• Sonuç bulunamadı

Mehmed Celâl’in “Derd-i Dermân-nâ-pezîr” isimli hikâyesinde Aliye, henüz on yedi yaşında ama ölüm döşeğinde yatan bir genç kızdır. Bir gece annesine seslenir. Yatağından fırlayan kadın, kızının başucuna gelir. Aliye, annesine artık ölmek üzere olduğunu, ölmeden önce günahlarını itiraf etmek istediğini söyler. Aliye’nin annesi, önce kızının anlatıp daha fazla üzülmesini istemez. Ama Aliye gerçekleri anlatmakta kararlıdır. Geçen sene evlerine taşınan kiracıları Yüzbaşı Fatîn ve karısı Edibe’yi annesine hatırlatır. Edibe Hanımla görüşmek için evlerinin harem cihetine geçtiklerinde her defasında Fatîn Bey’e de rastlayan Aliye, adamın bakışlarından, tavırlarından kendisine karşı bir şeyler hissettiğini anlar. Adama karşı Aliye’nin gönlünde de kıpırtılar olsa da bunu adama belli edecek en ufacık bir harekette bulunmaz. Neticede Fatîn ve Edibe evlidir. Hatta Edibe, Aliye’ye “Kardeşim” diye hitap eder. Bir gün hep beraber köye giderler. Aliye istese orada Edibe’yi mahvedebileceğini söyler. Yüzbaşı Fatîn’in kendisine yazmış olduğu bir aşk mektubuna karşılık şunları yazar:

“Siz vazifesini bilmez bir adamsınız, hiçbir kabâhati olmayan melek gibi bir kadını muhabbet dediğiniz geçici bir heves uğrunda fedâ ediyorsunuz, yahu onu aldatıyorsunuz… Husûsâ hakkınızda zerre kadar bir muhabbet hissetmeyen, sizi daima yabancı tanıyan ve tanıyacak olan bir kıza karşı böyle bir mektup yazmak büyük cesaret!” (Malûmât, nr. 198, s. 38)
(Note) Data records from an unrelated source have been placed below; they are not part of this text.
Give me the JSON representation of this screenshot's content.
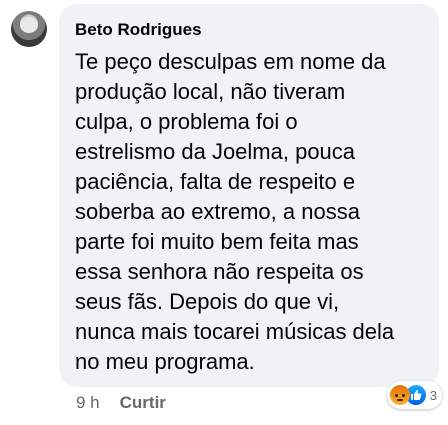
{
  "comment": {
    "author": "Beto Rodrigues",
    "text": "Te peço desculpas em nome da\nprodução local, não tiveram\nculpa, o problema foi o\nestrelismo da Joelma, pouca\npaciência, falta de respeito e\nsoberba ao extremo, a nossa\nparte foi muito bem feita mas\nessa senhora não respeita os\nseus fãs. Depois do que vi,\nnunca mais tocarei músicas dela\nno meu programa.",
    "timestamp": "9 h",
    "like_label": "Curtir",
    "reactions": {
      "icons": [
        "angry-icon",
        "like-icon"
      ],
      "count": "3"
    }
  },
  "colors": {
    "bubble_bg": "#f0f2f5",
    "text": "#050505",
    "meta_text": "#65676b",
    "like_blue": "#0062df",
    "angry_orange": "#e9710f"
  }
}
Aliye, Fatîn’e bu satırları yazarken aslında yalan söyler. Çünkü içten içe Fatîn’i sevmektedir, ancak yasak aşk endişesi ve bir masumun ahını alarak günah işleme korkusu onu bu sevdadan uzak tutar. Gayrimeşru aşk olarak da nitelendirilebilecek bu aşk, Aliye’yi tedirgin eder. “Günah düşüncesinin şuuraltına baskısı” (Ceyhan, 2009: 319) bu hikâyenin kaynağını oluşturur. Bu aşk olumsuzdur; çünkü Aliye, kendisine karşı duyulan ilginin farkındadır ama bu ilgiye karşılık veremez; Fatîn’i sevse bile, bunu ona asla belli edemez. Yalnızdır, çünkü böyle bir durumu hiç kimseyle paylaşma imkânı yoktur. Böyle bir durumun ortaya çıkması, onu toplumun gözünde kötü, hafifmeşrep bir kadın konumuna getirir. Umutsuzdur ve günden güne insanlardan uzaklaşır. Ortada fiili bir yasak aşk olmamasına rağmen, böyle bir aşkın olabileceği düşüncesi, Aliye’nin hayatında kıyametler koparır, ruh âleminde fırtınalar yaratır. Bu baskının ruhunda yarattığı ıstıraplar, Aliye’yi verem etmiş ve hikâyenin sonunda ölümüne neden olmuştur.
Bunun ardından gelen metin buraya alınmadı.